Ciocia May zejdzie na zawał jak to zobaczy

250 14 2
                                    

- Faktycznie koszmar. Spróbuj wstać, trzeba Cię stąd zabrać - powiedziała, pomagając mu się ruszyć.

T.A.R.C.Z.A. przyjechała. Zabezpieczyli cały teren, na którym odbyła się strzelanina. Nikt po za Peterem nie był ranny. 

- Jesteś pewna, że to był ktoś z Hydry? - pytał Fury, gdy nastolatkowie wsiadali do samochodu Starka.

- Tak, Hydra jeździła identycznymi samochodami, a gdy mnie porwali widziałam tam chłopaka, który tak wyglądał. Tylko wtedy był bez maski.

- Opisz mi go, sprawdzimy kamery.

- Blondyn, ponad metr osiemdziesiąt wzrostu, mocno umięśniony, biega bardzo szybko, trochę jak Rogers, maskę miał całą czarną, zakrywała mu nos, usta i podbródek, ale jeżeli to ten, co mi się wydaję, to ma mocno zaznaczone rysy twarzy i o ile dobrze pamiętam, mówili na niego... -zawahała się przez chwilę. Spięła się. Jeszcze niedawno dręczył ją w snach, a teraz jeszcze będzie to robić na co dzień? - Corden. Nie wiem czy to jego prawdziwe imię, czy może jakaś ksywa.

- Chociaż tyle. Będziemy Ci dawać znać na bieżąco. Jesteś pewna, że nie chcesz przebadać Petera teraz?

- Do wieży dojadę w dziesięć minut, może mniej, a twoi agenci są póki co dosyć zajęci, więc szybciej będzie, jak sami się tym zajmiemy.

- Niech Ci będzie - powiedział. Nastolatka zostawiła automatyczne sterowanie. Friday wybrała najkrótszą i najszybszą trasę. Sophie wyjęła małą apteczkę.

-  Możesz ruszyć ręką? - zapytała wycierając krew z twarzy Parkera.

- W łokciu nie, reszta tak.

- Nie jest źle - dodała, a Peter tylko posłał jej pytające spojrzenie.

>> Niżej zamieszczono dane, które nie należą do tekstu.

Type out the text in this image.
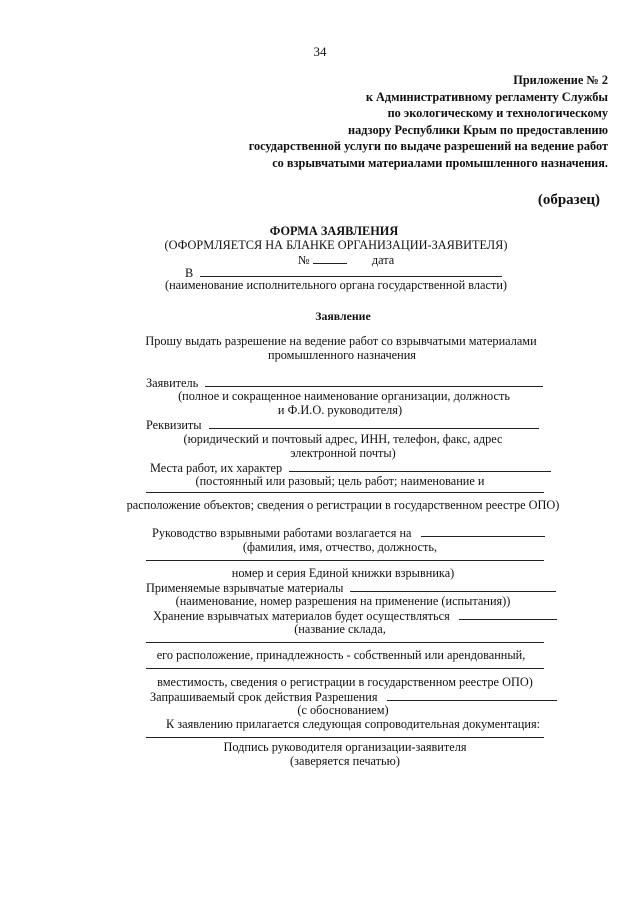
34
Приложение № 2
к Административному регламенту Службы
по экологическому и технологическому
надзору Республики Крым по предоставлению
государственной услуги по выдаче разрешений на ведение работ
со взрывчатыми материалами промышленного назначения.
(образец)
ФОРМА ЗАЯВЛЕНИЯ
(ОФОРМЛЯЕТСЯ НА БЛАНКЕ ОРГАНИЗАЦИИ-ЗАЯВИТЕЛЯ)
№	дата
В
(наименование исполнительного органа государственной власти)
Заявление
Прошу выдать разрешение на ведение работ со взрывчатыми материалами
промышленного назначения
Заявитель
(полное и сокращенное наименование организации, должность
и Ф.И.О. руководителя)
Реквизиты
(юридический и почтовый адрес, ИНН, телефон, факс, адрес
электронной почты)
Места работ, их характер
(постоянный или разовый; цель работ; наименование и
расположение объектов; сведения о регистрации в государственном реестре ОПО)
Руководство взрывными работами возлагается на
(фамилия, имя, отчество, должность,
номер и серия Единой книжки взрывника)
Применяемые взрывчатые материалы
(наименование, номер разрешения на применение (испытания))
Хранение взрывчатых материалов будет осуществляться
(название склада,
его расположение, принадлежность - собственный или арендованный,
вместимость, сведения о регистрации в государственном реестре ОПО)
Запрашиваемый срок действия Разрешения
(с обоснованием)
К заявлению прилагается следующая сопроводительная документация:
Подпись руководителя организации-заявителя
(заверяется печатью)
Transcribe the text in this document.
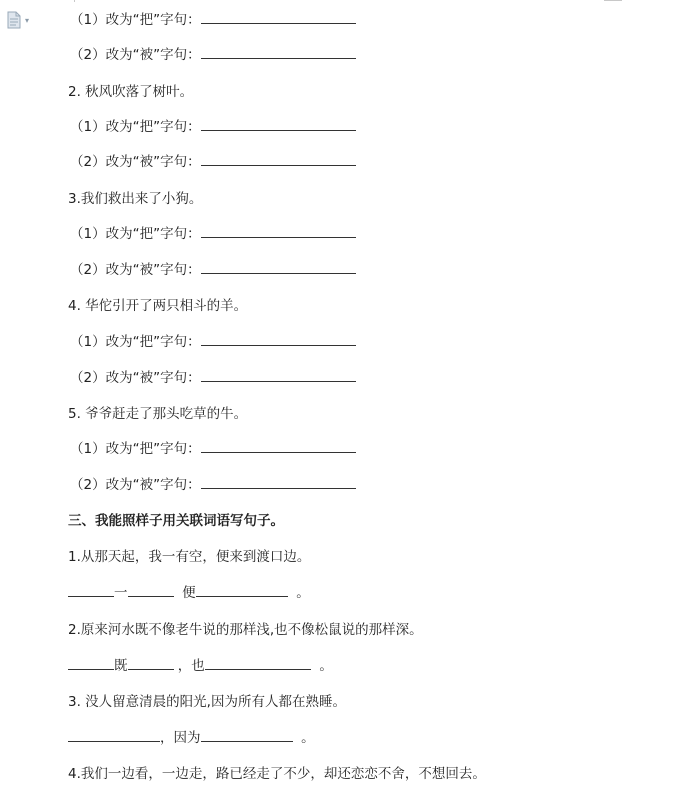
▾	（1）改为“把”字句：
（2）改为“被”字句：
2. 秋风吹落了树叶。
（1）改为“把”字句：
（2）改为“被”字句：
3.我们救出来了小狗。
（1）改为“把”字句：
（2）改为“被”字句：
4. 华佗引开了两只相斗的羊。
（1）改为“把”字句：
（2）改为“被”字句：
5. 爷爷赶走了那头吃草的牛。
（1）改为“把”字句：
（2）改为“被”字句：
三、我能照样子用关联词语写句子。
1.从那天起，我一有空，便来到渡口边。
一	便	。
2.原来河水既不像老牛说的那样浅,也不像松鼠说的那样深。
既	，也	。
3. 没人留意清晨的阳光,因为所有人都在熟睡。
，因为	。
4.我们一边看，一边走，路已经走了不少，却还恋恋不舍，不想回去。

Dojechali do StarkTower. Friday podwiozła ich pod samo wejście, po czym zawróciła pojazdem na parking. Nastolatkowie weszli do windy, wybrali pokojowe piętro. - Ściągaj koszulę.

- Co? 

- Ściągaj koszulę. Nie będę Cię w niej opatrywać. 

- Ale...

- Nie ma żadnego ,,ale". 

- Jesteśmy w windzie! Może ktoś będzie na korytarzu, zdejmę ją w pokoju.

- Błagam Cię, Peter. Z twoją budową ciała zamiast się wstydzić chodzić bez koszulki powinieneś się jeszcze tym chwalić, że nic masz nic ubrane. Daj mi to, pomogę Ci - powiedziała i zaczęła rozpinać chłopakowi koszulę, a przez jego ciało przeszedł lekki dreszcz. Winda zatrzymała się. Na piętrze był tylko Vision, który patrzył się przez okno.

- Czyżbyście stoczyli z kimś walkę? Moje czujniki wskazują, że w powietrzu unosi się zapach krwi - rzekł, stojąc tyłem.

- Jak zawsze masz rację - odpowiedziała i weszła z Parkerem do swojego pokoju. 

Weszli do łazienki. Ściągnęła chłopakowi koszulę i kazała usiąść na brzegu wanny. Wzięła ubranie, pomoczyła wodą i zaczęła obmywać jego rękę. On siedział bez słowa nerwowo zaciskając usta i patrząc się w podłogę.

- Wyleciałeś z samochodu i prawie nic Ci się nie stało. Jak?

- Nic mi się nie stało? Widzisz moją rękę, czy to już ja mam jakieś halucynacje?

- No widzę, ale to tylko porozcinana skóra, tylko że dosyć grubo. Czekaj, pójdę po bandaż - wyszła na chwilę z pokoju. Chłopak tylko patrzył się na swoją rękę, a od widoku krwi przeszły go ciarki i lekkie obrzydzenie. - Masz minę jakbyś zobaczył Tony'ego po siódmej szkockiej. 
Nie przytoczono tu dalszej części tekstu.